Cowboy Junkies: Sing In My Meadow


The Cowboy Junkies have been keeping themselves quite busy lately.  Having just cemented their 25th year together, the band members have dove headfirst into a motivated and inspiring period of work.  Fresh off two recent entries to their Nomad Series releases, the enchanting nod to Chinese culture, Renmin Park and the gorgeously moody homage to the late Vic Chestnut, Demons, the band returns with Sing In My Meadow, a loud, jarring, self-described “acid rock” batch of jams that recreates their raucously spontaneous live shows.  And lest you think three albums are not quite ambitious enough, the fourth installment of the Nomad Series will arrive soon along with a complementary book chronicling and commemorating these various proceedings. 

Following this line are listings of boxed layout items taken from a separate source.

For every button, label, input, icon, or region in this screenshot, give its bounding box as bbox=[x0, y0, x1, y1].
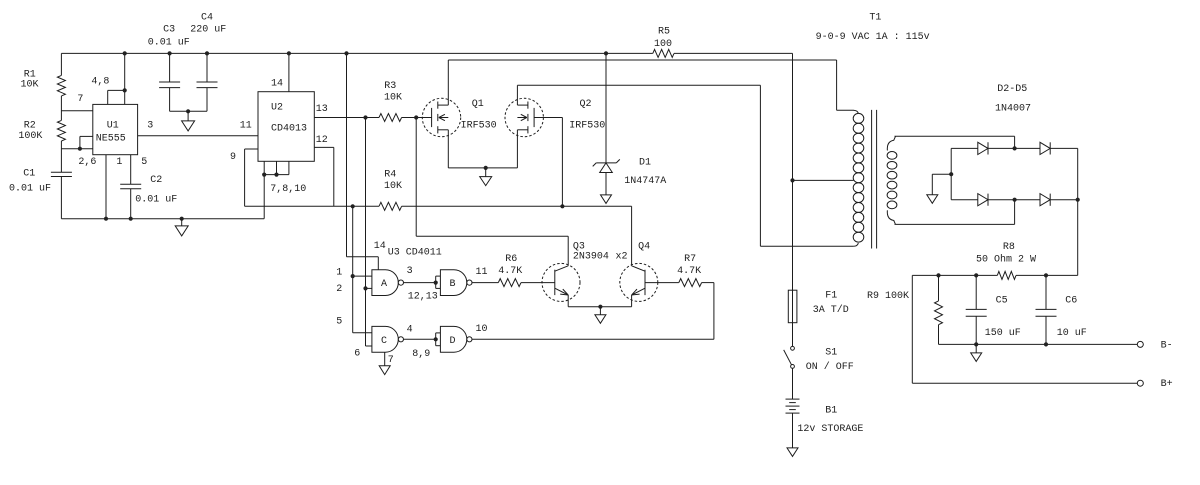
junction: gate B inputs bbox=[434, 281, 438, 285]
svg-text:14: 14 bbox=[271, 79, 283, 90]
capacitor C3 bbox=[169, 53, 171, 82]
transistor Q2 IRF530 bbox=[505, 98, 543, 136]
wire: gate D input stub bbox=[435, 333, 437, 346]
wire: bridge right vertical to R8 row bbox=[1077, 148, 1079, 275]
svg-text:R4: R4 bbox=[384, 169, 396, 180]
junction: Q2 gate node bbox=[560, 204, 564, 208]
diode D3 bbox=[1040, 142, 1050, 154]
svg-text:C1: C1 bbox=[23, 168, 35, 179]
svg-text:R9 100K: R9 100K bbox=[867, 291, 909, 302]
wire: gate C ground pin 7 bbox=[384, 352, 386, 366]
wire: U1 pin3 to U2 pin11 bbox=[138, 135, 258, 137]
transistor Q1 IRF530 bbox=[422, 98, 460, 136]
svg-text:1: 1 bbox=[116, 157, 122, 168]
svg-text:Q1: Q1 bbox=[472, 99, 484, 110]
resistor R1 bbox=[57, 75, 65, 96]
junction: R9 top bbox=[936, 273, 940, 277]
wire: battery to gnd bbox=[792, 413, 794, 448]
junction: rail at C3 bbox=[168, 51, 172, 55]
svg-text:R6: R6 bbox=[505, 254, 517, 265]
svg-text:11: 11 bbox=[240, 121, 252, 132]
svg-text:220 uF: 220 uF bbox=[190, 24, 226, 35]
junction: rail at C4 bbox=[205, 51, 209, 55]
svg-text:B-: B- bbox=[1161, 341, 1173, 352]
svg-text:10 uF: 10 uF bbox=[1057, 328, 1087, 339]
svg-text:4: 4 bbox=[407, 325, 413, 336]
wire: +12V top rail (left half) bbox=[61, 52, 652, 54]
wire: Q2 source bbox=[516, 130, 518, 168]
diode D2 bbox=[978, 142, 988, 154]
wire: R6 to Q3 base bbox=[521, 282, 555, 284]
svg-text:100: 100 bbox=[654, 39, 672, 50]
wire: C3-C4 ground bus bbox=[170, 110, 207, 112]
capacitor C1 bbox=[51, 171, 72, 173]
svg-text:B1: B1 bbox=[825, 406, 837, 417]
inductor T1 secondary bbox=[887, 152, 897, 160]
transistor Q3 2N3904 bbox=[542, 263, 580, 301]
resistor R3 bbox=[379, 114, 402, 122]
svg-text:13: 13 bbox=[316, 104, 328, 115]
junction: center tap feed bbox=[790, 178, 794, 182]
svg-text:5: 5 bbox=[141, 157, 147, 168]
svg-text:8,9: 8,9 bbox=[412, 349, 430, 360]
ground (C5) bbox=[975, 344, 977, 353]
junction: bottom row AC bbox=[1013, 198, 1017, 202]
svg-text:7,8,10: 7,8,10 bbox=[270, 184, 306, 195]
svg-text:S1: S1 bbox=[825, 348, 837, 359]
wire: +12V top rail (right of R5) bbox=[674, 52, 793, 54]
junction: pin4,8 tee bbox=[123, 88, 127, 92]
battery B1 bbox=[786, 398, 800, 400]
resistor R9 bbox=[938, 275, 940, 301]
svg-text:0.01 uF: 0.01 uF bbox=[148, 37, 190, 48]
ground (Q3/Q4) bbox=[599, 307, 601, 315]
ground (D1) bbox=[601, 195, 612, 204]
ground (bridge) bbox=[927, 195, 938, 204]
svg-text:2: 2 bbox=[336, 284, 342, 295]
svg-text:IRF530: IRF530 bbox=[461, 120, 497, 131]
svg-text:12,13: 12,13 bbox=[408, 292, 438, 303]
junction: gate A input 2 bbox=[363, 286, 367, 290]
junction: rail at U3 pin14 bbox=[344, 51, 348, 55]
svg-text:10: 10 bbox=[476, 324, 488, 335]
gate U3C bbox=[372, 326, 398, 352]
ground (bottom rail) bbox=[181, 219, 183, 226]
junction: 2,6 bbox=[78, 147, 82, 151]
svg-text:150 uF: 150 uF bbox=[985, 328, 1021, 339]
svg-text:R2: R2 bbox=[24, 120, 36, 131]
svg-text:0.01 uF: 0.01 uF bbox=[9, 184, 51, 195]
junction: C5 top bbox=[974, 273, 978, 277]
svg-text:T1: T1 bbox=[869, 12, 881, 23]
svg-text:U1: U1 bbox=[107, 121, 119, 132]
wire: ground rail bottom bbox=[61, 218, 264, 220]
resistor R6 bbox=[498, 279, 521, 287]
switch S1 bbox=[791, 346, 795, 350]
ic U2 CD4013 box bbox=[258, 92, 314, 162]
junction: bridge negative bbox=[949, 172, 953, 176]
junction: bridge positive bbox=[1076, 198, 1080, 202]
svg-text:Q4: Q4 bbox=[638, 242, 650, 253]
junction: cap gnd bus bbox=[186, 109, 190, 113]
wire: Q2 gate node to Q4 collector bbox=[631, 206, 633, 265]
capacitor C6 bbox=[1045, 275, 1047, 309]
wire: U3 input vertical A (from R4 line) bbox=[352, 206, 354, 332]
capacitor C4 bbox=[206, 53, 208, 82]
svg-text:C2: C2 bbox=[150, 175, 162, 186]
inductor T1 primary bbox=[853, 113, 864, 123]
svg-text:A: A bbox=[381, 279, 387, 290]
svg-text:IRF530: IRF530 bbox=[569, 120, 605, 131]
svg-text:C3: C3 bbox=[163, 24, 175, 35]
svg-text:4,8: 4,8 bbox=[91, 77, 109, 88]
ground (C3/C4) bbox=[187, 111, 189, 121]
svg-text:9: 9 bbox=[230, 152, 236, 163]
svg-text:4.7K: 4.7K bbox=[677, 266, 701, 277]
svg-text:C6: C6 bbox=[1065, 296, 1077, 307]
svg-text:1: 1 bbox=[336, 267, 342, 278]
wire: bridge top row bbox=[951, 147, 978, 149]
svg-text:R3: R3 bbox=[384, 81, 396, 92]
gate U3A bbox=[372, 270, 398, 296]
junction: C6 bottom bbox=[1044, 342, 1048, 346]
junction: R4 line to U3 input bbox=[351, 204, 355, 208]
svg-text:3: 3 bbox=[407, 266, 413, 277]
svg-text:2,6: 2,6 bbox=[78, 157, 96, 168]
svg-text:1N4007: 1N4007 bbox=[995, 104, 1031, 115]
svg-text:7: 7 bbox=[77, 94, 83, 105]
wire: U1 pin5 via C2 to gnd bbox=[130, 155, 132, 185]
wire: U1 pins 4,8 to rail bbox=[107, 90, 109, 104]
svg-text:CD4013: CD4013 bbox=[271, 123, 307, 134]
junction: pin1 gnd bbox=[104, 217, 108, 221]
wire: Q1 source bbox=[447, 130, 449, 168]
diode D5 bbox=[1040, 194, 1050, 206]
junction: C5 bottom bbox=[974, 342, 978, 346]
wire: R7 to Q4 base bbox=[645, 282, 679, 284]
wire: gate B input stub bbox=[435, 276, 437, 288]
capacitor C2 bbox=[120, 183, 141, 185]
svg-text:7: 7 bbox=[388, 355, 394, 366]
wire: gate B out to R6 bbox=[472, 282, 498, 284]
svg-text:NE555: NE555 bbox=[96, 133, 126, 144]
svg-text:1N4747A: 1N4747A bbox=[624, 176, 666, 187]
resistor R2 bbox=[57, 120, 65, 141]
transistor Q4 2N3904 bbox=[620, 263, 658, 301]
wire: U2 pin12 drop bbox=[314, 146, 334, 148]
svg-text:0.01 uF: 0.01 uF bbox=[135, 195, 177, 206]
svg-text:10K: 10K bbox=[384, 181, 402, 192]
wire: source ground bus bbox=[448, 167, 517, 169]
wire: B+ row bbox=[911, 275, 913, 383]
wire: U3 pin14 supply from rail bbox=[346, 53, 348, 256]
junction: rail at U2 pin14 bbox=[287, 51, 291, 55]
svg-text:B+: B+ bbox=[1161, 379, 1173, 390]
svg-text:3A T/D: 3A T/D bbox=[813, 304, 849, 316]
junction: gate D inputs bbox=[434, 337, 438, 341]
svg-text:6: 6 bbox=[354, 349, 360, 360]
ground (battery) bbox=[787, 448, 798, 457]
gate U3B bbox=[440, 270, 466, 296]
junction: C2 gnd bbox=[129, 217, 133, 221]
svg-text:10K: 10K bbox=[384, 93, 402, 104]
junction: C6 top bbox=[1044, 273, 1048, 277]
wire: U1 pin7 to divider bbox=[61, 110, 92, 112]
junction: pin13 to U3 bbox=[363, 115, 367, 119]
diode D4 bbox=[978, 194, 988, 206]
svg-text:D1: D1 bbox=[639, 158, 651, 169]
wire: Q2 drain to transformer bbox=[516, 85, 518, 105]
svg-text:5: 5 bbox=[336, 316, 342, 327]
resistor R8 bbox=[997, 271, 1016, 279]
wire: secondary top to bridge bbox=[895, 135, 1015, 137]
ground (Q1/Q2 sources) bbox=[485, 168, 487, 177]
wire: gate D out to R7 bbox=[472, 338, 714, 340]
svg-text:Q2: Q2 bbox=[580, 99, 592, 110]
wire: R8 row bbox=[912, 274, 997, 276]
svg-text:U2: U2 bbox=[271, 103, 283, 114]
resistor R4 bbox=[379, 202, 402, 210]
svg-text:D2-D5: D2-D5 bbox=[997, 84, 1027, 95]
svg-text:U3 CD4011: U3 CD4011 bbox=[388, 248, 442, 259]
wire: switch to battery bbox=[792, 368, 794, 399]
wire: U2 pins 7,8,10 to ground bbox=[263, 161, 265, 174]
fuse F1 bbox=[788, 290, 797, 323]
wire: primary center tap bbox=[793, 179, 854, 181]
svg-text:100K: 100K bbox=[18, 131, 42, 142]
junction: Q3/Q4 emitters bbox=[598, 305, 602, 309]
svg-text:R7: R7 bbox=[684, 254, 696, 265]
svg-text:ON / OFF: ON / OFF bbox=[806, 361, 854, 373]
wire: secondary bottom to bridge bbox=[895, 223, 1015, 225]
svg-text:D: D bbox=[450, 336, 456, 347]
wire: bridge bottom row bbox=[951, 199, 978, 201]
svg-text:2N3904: 2N3904 bbox=[573, 252, 609, 263]
svg-text:x2: x2 bbox=[616, 252, 628, 263]
wire: Q2 gate lead bbox=[534, 117, 562, 119]
diode D1 zener 1N4747A bbox=[596, 162, 616, 164]
svg-text:C4: C4 bbox=[201, 12, 213, 23]
svg-text:R5: R5 bbox=[658, 27, 670, 38]
junction: Q1 gate node bbox=[414, 115, 418, 119]
svg-text:12: 12 bbox=[316, 135, 328, 146]
terminal B- bbox=[1137, 341, 1143, 347]
svg-text:4.7K: 4.7K bbox=[498, 266, 522, 277]
svg-text:3: 3 bbox=[147, 121, 153, 132]
svg-text:50 Ohm 2 W: 50 Ohm 2 W bbox=[976, 253, 1036, 265]
gate U3D bbox=[440, 326, 466, 352]
wire: gate A out to gate B bbox=[404, 282, 436, 284]
wire: U1 pin1 to ground rail bbox=[105, 155, 107, 219]
junction: gnd rail bbox=[180, 217, 184, 221]
svg-text:12v STORAGE: 12v STORAGE bbox=[797, 424, 863, 435]
junction: rail at U1 supply bbox=[123, 51, 127, 55]
resistor R5 bbox=[653, 49, 674, 57]
svg-text:B: B bbox=[450, 279, 456, 290]
wire: Q1 drain to transformer bbox=[447, 60, 449, 105]
wire: B- row bbox=[939, 343, 1138, 345]
wire: U3 input vertical B (from pin13 line) bbox=[365, 118, 367, 347]
junction: pin 7 bus bbox=[262, 173, 266, 177]
wire: Q3 emitter to gnd bus bbox=[567, 295, 569, 307]
svg-text:C: C bbox=[381, 336, 387, 347]
wire: Q4 emitter to gnd bus bbox=[631, 295, 633, 307]
junction: gate A input 1 bbox=[351, 274, 355, 278]
wire: left vertical rail bbox=[60, 53, 62, 75]
svg-text:14: 14 bbox=[374, 241, 386, 252]
wire: pin12/pin9 line through R4 to Q2 gate bbox=[245, 205, 379, 207]
svg-text:9-0-9 VAC 1A : 115v: 9-0-9 VAC 1A : 115v bbox=[816, 32, 930, 43]
junction: rail at D1 bbox=[604, 51, 608, 55]
wire: gate C out to gate D bbox=[404, 338, 436, 340]
wire: bridge left vertical bbox=[950, 148, 952, 199]
wire: U2 pin13 line to Q1 gate bbox=[314, 117, 379, 119]
svg-text:C5: C5 bbox=[996, 296, 1008, 307]
svg-text:F1: F1 bbox=[825, 291, 837, 302]
wire: battery feed vertical bbox=[792, 53, 794, 346]
wire: D1 anode to gnd bbox=[605, 173, 607, 195]
capacitor C5 bbox=[975, 275, 977, 309]
op-amp U1 NE555 box bbox=[93, 104, 138, 154]
junction: pin 8 bus bbox=[274, 173, 278, 177]
wire: D1 from rail bbox=[605, 53, 607, 162]
junction: sources bbox=[484, 166, 488, 170]
wire: U2 pin9 loop bbox=[245, 148, 258, 150]
wire: Q1 gate node to Q3 collector bbox=[415, 118, 417, 237]
terminal B+ bbox=[1137, 380, 1143, 386]
wire: U2 pin14 to rail bbox=[288, 53, 290, 91]
wire: pins 2,6 net bbox=[61, 148, 92, 150]
svg-text:R8: R8 bbox=[1003, 242, 1015, 253]
transformer core bbox=[871, 110, 873, 249]
svg-text:11: 11 bbox=[476, 267, 488, 278]
resistor R7 bbox=[679, 279, 702, 287]
wire: bridge neg to gnd bbox=[932, 173, 951, 175]
svg-text:10K: 10K bbox=[21, 79, 39, 90]
junction: top row AC bbox=[1013, 146, 1017, 150]
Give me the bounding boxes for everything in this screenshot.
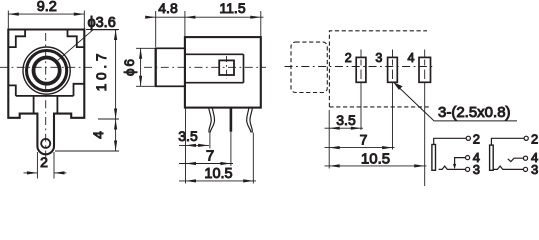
pad 3 [388, 57, 398, 82]
corner step top-left [8, 30, 25, 48]
terminal 2 circle B [524, 136, 528, 140]
horizontal centerline side view [144, 66, 266, 68]
dimension 3.5 (bottom view) [325, 127, 364, 129]
dashed body outline [329, 31, 427, 107]
terminal 2 circle A [466, 136, 470, 140]
pad 2 [356, 57, 366, 82]
svg-text:3: 3 [473, 162, 480, 177]
wire terminal 3 with contact bump A [439, 166, 466, 169]
svg-text:3-(2.5x0.8): 3-(2.5x0.8) [438, 104, 511, 121]
svg-text:7: 7 [360, 132, 368, 148]
svg-text:10.7: 10.7 [94, 50, 109, 91]
dimension 7 (bottom view) [325, 147, 395, 149]
vertical centerline front view [45, 33, 47, 158]
terminal 3 circle A [466, 167, 470, 171]
terminal 4 circle A [466, 156, 470, 160]
svg-text:4: 4 [90, 131, 106, 139]
horizontal centerline bottom view [285, 66, 433, 68]
dimension 10.5 (bottom view) [325, 165, 427, 167]
dimension 9.2 (top) [8, 11, 84, 29]
svg-text:2: 2 [473, 131, 480, 146]
outer thick ring [26, 51, 66, 91]
svg-text:3.5: 3.5 [336, 112, 356, 128]
svg-text:3: 3 [375, 51, 382, 65]
barrel (sleeve) [156, 48, 185, 86]
tab hole [41, 139, 50, 148]
wire to terminal 2 B [491, 138, 524, 145]
dimension phi6 (left of barrel) [136, 48, 155, 86]
terminal 4 circle B [523, 156, 527, 160]
pad 4 [419, 57, 431, 82]
svg-text:3.5: 3.5 [178, 128, 198, 144]
side view body [185, 37, 261, 108]
pin extension lines [186, 108, 254, 184]
bar (plug sleeve) B [490, 145, 494, 170]
wire terminal 4 open contact B [508, 158, 524, 161]
svg-text:10.5: 10.5 [204, 166, 232, 182]
wire terminal 4 with contact arrow A [455, 158, 466, 165]
bottom molding line [16, 95, 74, 97]
wire terminal 3 with contact bump B [493, 166, 523, 169]
svg-text:4: 4 [408, 51, 415, 65]
barrel front edge thick [155, 48, 157, 86]
wire to terminal 2 A [434, 138, 467, 144]
dimension 4.8 / 11.5 (top of side view) [146, 11, 264, 47]
svg-text:2: 2 [345, 51, 352, 65]
contact arrowhead A [453, 164, 456, 169]
callout 3-(2.5x0.8) [396, 85, 517, 121]
dashed barrel outline [291, 42, 327, 92]
svg-text:11.5: 11.5 [219, 0, 245, 16]
svg-text:9.2: 9.2 [37, 0, 57, 15]
dimension 10.7 (right side) [86, 30, 119, 120]
bottom molding vertical right [56, 96, 58, 114]
vertical centerline through square [226, 56, 228, 79]
dimension 2 (bottom tab) [24, 152, 67, 179]
dimension 10.5 (side view) [179, 180, 256, 182]
pin 1 (bent leg left) [209, 108, 212, 133]
bottom-right step [74, 84, 85, 96]
pad centerlines vertical [361, 50, 425, 89]
svg-text:4.8: 4.8 [158, 0, 178, 16]
terminal 3 circle B [523, 167, 527, 171]
svg-text:3: 3 [531, 162, 538, 177]
outer thin circle [23, 47, 70, 94]
pad extension lines [329, 88, 425, 186]
corner step top-right [68, 30, 85, 48]
dimension 7 (side view) [179, 163, 233, 165]
cavity lines [185, 54, 244, 82]
svg-text:2: 2 [531, 131, 538, 146]
svg-text:ϕ3.6: ϕ3.6 [88, 15, 116, 31]
bottom-left step [8, 85, 16, 96]
pin 2 (middle straight) [230, 108, 233, 132]
front view body outline with bottom tab [8, 30, 84, 155]
svg-text:ϕ6: ϕ6 [122, 57, 137, 76]
bottom molding vertical left [33, 96, 35, 114]
dimension 4 (right side lower) [55, 119, 119, 151]
small square (switch window) [219, 60, 234, 75]
inner thick ring (jack hole) [34, 58, 60, 84]
dimension 3.5 (side view) [179, 144, 209, 146]
svg-text:7: 7 [206, 148, 214, 165]
svg-text:10.5: 10.5 [361, 151, 390, 168]
svg-text:2: 2 [40, 154, 48, 170]
bar (plug sleeve) A [432, 145, 436, 171]
pin 3 (bent leg right) [250, 108, 253, 133]
horizontal centerline front view [0, 66, 92, 68]
dimension phi3.6 leader [58, 30, 118, 61]
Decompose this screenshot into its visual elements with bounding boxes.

As evidenced by the varied nature of the Nomad Series, the Cowboy Junkies do a lot of genres and styles well.  For those that like the meandering whims and see-where-we-go improvisation of their stage dynamics, this album is made for you.  A dirty blues shuffle wails in the album-opening “Continental Drift” setting the stage for Margo Timmons to enter in with a perfectly executed narrative filled with the edgy attitude the sound demands.  As the title suggests, the ante is upped on the following track, “It’s Heavy Down Here” as the lights dim and the Timmons brothers, Alan Anton, and Jeff Bird create menacing chords of discontent for Margo to agonizingly purge the buried emotion.  And much of the album’s six other tracks follow a similar pattern.  There are problems and mysteries in the world: those between lovers, warring nations, and dreams that keep getting deferred.  The Cowboy Junkies appear not so much to make sense of them, but to instead get you through with some sanity intact.  And what better way to do that then to crank up the volume and let loose with unrestrained fury and passion.  A good catharsis every now and then does one well and after a few albums of quiet introspections, the Cowboy Junkies let off some steam and remind us that after all these years, they still shall not be messed with.